Keynote 3 (Friday 9:00)
From Milliwatts to PFLOPS – High-Performance and Energy Efficient General Purpose x86 Many-Core Architecture
As we see Moore's Law alive and well, more and more parallelism is introduced into all computing platforms and on all levels of integration and programming to achieve higher performance and energy efficiency. We will discuss the new Intel® Many Integrated Core (MIC) architecture for highly-parallel workloads with general purpose, energy efficient TFLOPS performance on a single chip. This also includes the challenges and opportunities for parallel programming models, methodologies and software tools to archive highly efficient and highly productive parallel applications.
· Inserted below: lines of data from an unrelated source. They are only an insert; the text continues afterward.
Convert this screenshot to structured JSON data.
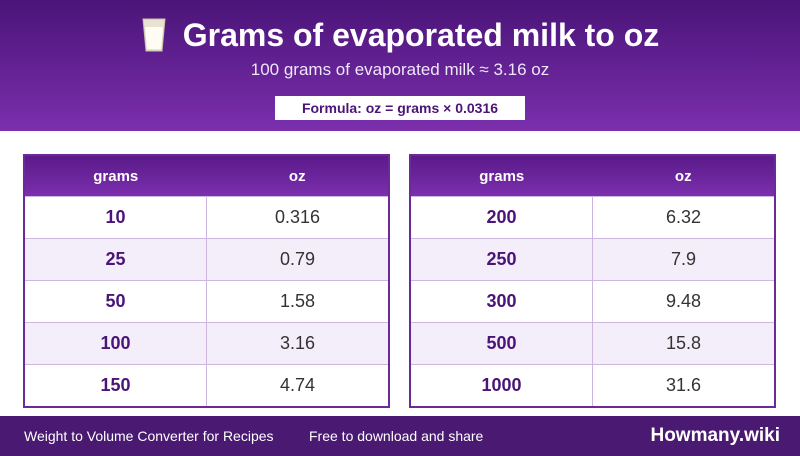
{
  "header": {
    "title": "Grams of evaporated milk to oz",
    "subtitle": "100 grams of evaporated milk ≈ 3.16 oz",
    "formula": "Formula: oz = grams × 0.0316"
  },
  "tables": [
    {
      "columns": [
        "grams",
        "oz"
      ],
      "rows": [
        [
          "10",
          "0.316"
        ],
        [
          "25",
          "0.79"
        ],
        [
          "50",
          "1.58"
        ],
        [
          "100",
          "3.16"
        ],
        [
          "150",
          "4.74"
        ]
      ]
    },
    {
      "columns": [
        "grams",
        "oz"
      ],
      "rows": [
        [
          "200",
          "6.32"
        ],
        [
          "250",
          "7.9"
        ],
        [
          "300",
          "9.48"
        ],
        [
          "500",
          "15.8"
        ],
        [
          "1000",
          "31.6"
        ]
      ]
    }
  ],
  "footer": {
    "left": "Weight to Volume Converter for Recipes",
    "tagline": "Free to download and share",
    "brand": "Howmany.wiki"
  }
}
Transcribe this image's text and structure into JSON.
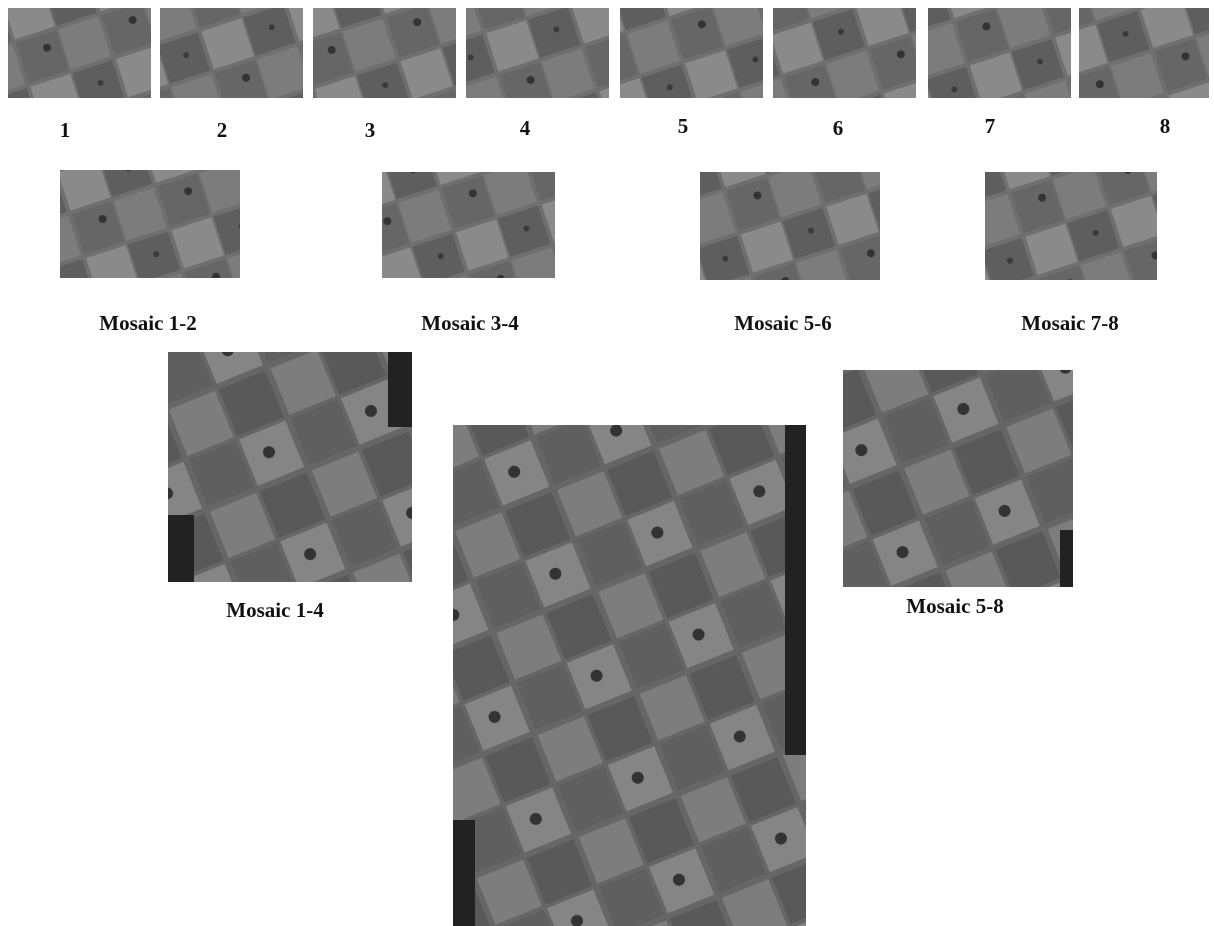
{
  "frames": [
    {
      "label": "1"
    },
    {
      "label": "2"
    },
    {
      "label": "3"
    },
    {
      "label": "4"
    },
    {
      "label": "5"
    },
    {
      "label": "6"
    },
    {
      "label": "7"
    },
    {
      "label": "8"
    }
  ],
  "pair_mosaics": [
    {
      "label": "Mosaic 1-2"
    },
    {
      "label": "Mosaic 3-4"
    },
    {
      "label": "Mosaic 5-6"
    },
    {
      "label": "Mosaic 7-8"
    }
  ],
  "quad_mosaics": [
    {
      "label": "Mosaic 1-4"
    },
    {
      "label": "Mosaic 5-8"
    }
  ]
}
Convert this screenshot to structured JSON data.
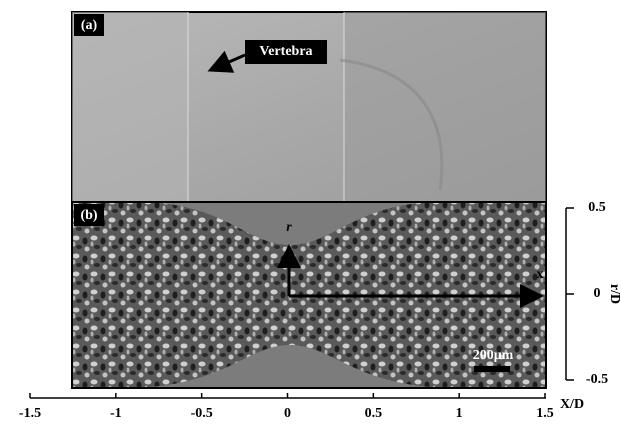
{
  "panels": [
    {
      "label": "(a)",
      "annotation": "Vertebra"
    },
    {
      "label": "(b)",
      "r_label": "r",
      "x_label": "x",
      "scale_bar": "200μm"
    }
  ],
  "x_axis": {
    "label": "X/D",
    "range": [
      -1.5,
      1.5
    ],
    "ticks": [
      -1.5,
      -1,
      -0.5,
      0,
      0.5,
      1,
      1.5
    ]
  },
  "y_axis": {
    "label": "r/D",
    "range": [
      -0.5,
      0.5
    ],
    "ticks": [
      0.5,
      0,
      -0.5
    ]
  }
}
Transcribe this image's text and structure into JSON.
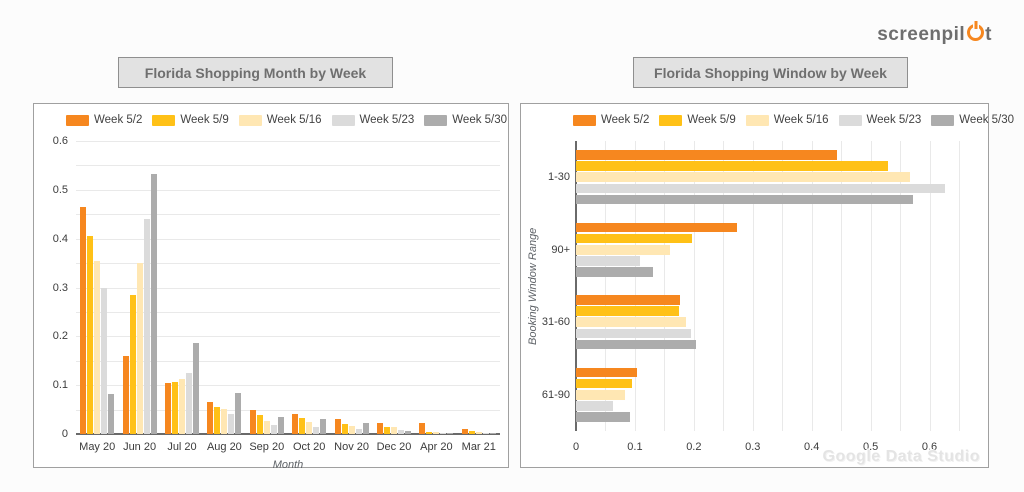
{
  "logo": {
    "prefix": "screenpil",
    "power_symbol": "o",
    "suffix": "t",
    "gray": "#6E6E6E",
    "orange": "#F6871F"
  },
  "watermark": "Google Data Studio",
  "chart_data": [
    {
      "type": "bar",
      "orientation": "vertical",
      "title": "Florida Shopping Month by Week",
      "xlabel": "Month",
      "ylabel": "",
      "ylim": [
        0,
        0.6
      ],
      "yticks": [
        0,
        0.1,
        0.2,
        0.3,
        0.4,
        0.5,
        0.6
      ],
      "grid_step": 0.05,
      "grid": true,
      "legend_position": "top",
      "categories": [
        "May 20",
        "Jun 20",
        "Jul 20",
        "Aug 20",
        "Sep 20",
        "Oct 20",
        "Nov 20",
        "Dec 20",
        "Apr 20",
        "Mar 21"
      ],
      "series": [
        {
          "name": "Week 5/2",
          "color": "#F6871F",
          "values": [
            0.465,
            0.16,
            0.105,
            0.065,
            0.05,
            0.042,
            0.03,
            0.022,
            0.022,
            0.011
          ]
        },
        {
          "name": "Week 5/9",
          "color": "#FFC117",
          "values": [
            0.405,
            0.285,
            0.106,
            0.055,
            0.038,
            0.033,
            0.021,
            0.015,
            0.005,
            0.007
          ]
        },
        {
          "name": "Week 5/16",
          "color": "#FFE7B3",
          "values": [
            0.355,
            0.35,
            0.113,
            0.052,
            0.026,
            0.024,
            0.016,
            0.014,
            0.004,
            0.005
          ]
        },
        {
          "name": "Week 5/23",
          "color": "#DBDBDB",
          "values": [
            0.3,
            0.44,
            0.124,
            0.042,
            0.018,
            0.015,
            0.011,
            0.009,
            0.002,
            0.002
          ]
        },
        {
          "name": "Week 5/30",
          "color": "#ACACAC",
          "values": [
            0.082,
            0.532,
            0.187,
            0.084,
            0.034,
            0.031,
            0.022,
            0.007,
            0.003,
            0.003
          ]
        }
      ]
    },
    {
      "type": "bar",
      "orientation": "horizontal",
      "title": "Florida Shopping Window by Week",
      "xlabel": "",
      "ylabel": "Booking Window Range",
      "xlim": [
        0,
        0.65
      ],
      "xticks": [
        0,
        0.1,
        0.2,
        0.3,
        0.4,
        0.5,
        0.6
      ],
      "grid_step": 0.05,
      "grid": true,
      "legend_position": "top",
      "categories": [
        "1-30",
        "90+",
        "31-60",
        "61-90"
      ],
      "series": [
        {
          "name": "Week 5/2",
          "color": "#F6871F",
          "values": [
            0.443,
            0.274,
            0.176,
            0.104
          ]
        },
        {
          "name": "Week 5/9",
          "color": "#FFC117",
          "values": [
            0.529,
            0.197,
            0.175,
            0.095
          ]
        },
        {
          "name": "Week 5/16",
          "color": "#FFE7B3",
          "values": [
            0.566,
            0.16,
            0.186,
            0.083
          ]
        },
        {
          "name": "Week 5/23",
          "color": "#DBDBDB",
          "values": [
            0.627,
            0.108,
            0.196,
            0.063
          ]
        },
        {
          "name": "Week 5/30",
          "color": "#ACACAC",
          "values": [
            0.572,
            0.13,
            0.203,
            0.092
          ]
        }
      ]
    }
  ]
}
At the end we will discuss the journey to ExaScale including technology trends for high-performance computing and look at some of the R&D areas for HPC at Intel.
Dr. Herbert Cornelius is Technical Director Advanced Computing at Intel EMEA. Before he was Engineering Manager in Intel’s Cluster Software & Technologies group in EMEA, focusing on scalable and parallel computing solutions based on vectorization/SIMD, multi-threading and message-passing for multi/many-core and multi-processor platforms. Prior to this position he was the EMEA Technical Marketing Manager Enterprise Computing und New Technologies enabling. He joined Intel in 1993 as Senior Computational Scientist in the Scalable Systems Division and has held various technical and management positions in the areas of Applications and Software Engineering. Before joining Intel, he served as Manager High-End Computing Europe at Fujitsu and worked at Cray Research from 1983 to 1990. Prior he worked as Scientific Assistant for Applied Mathematics at the University of Karlsruhe. He received a Ph.D. degree in Mathematics and Diploma degree in Mathematics and Informatics from Technical University of Berlin, Germany.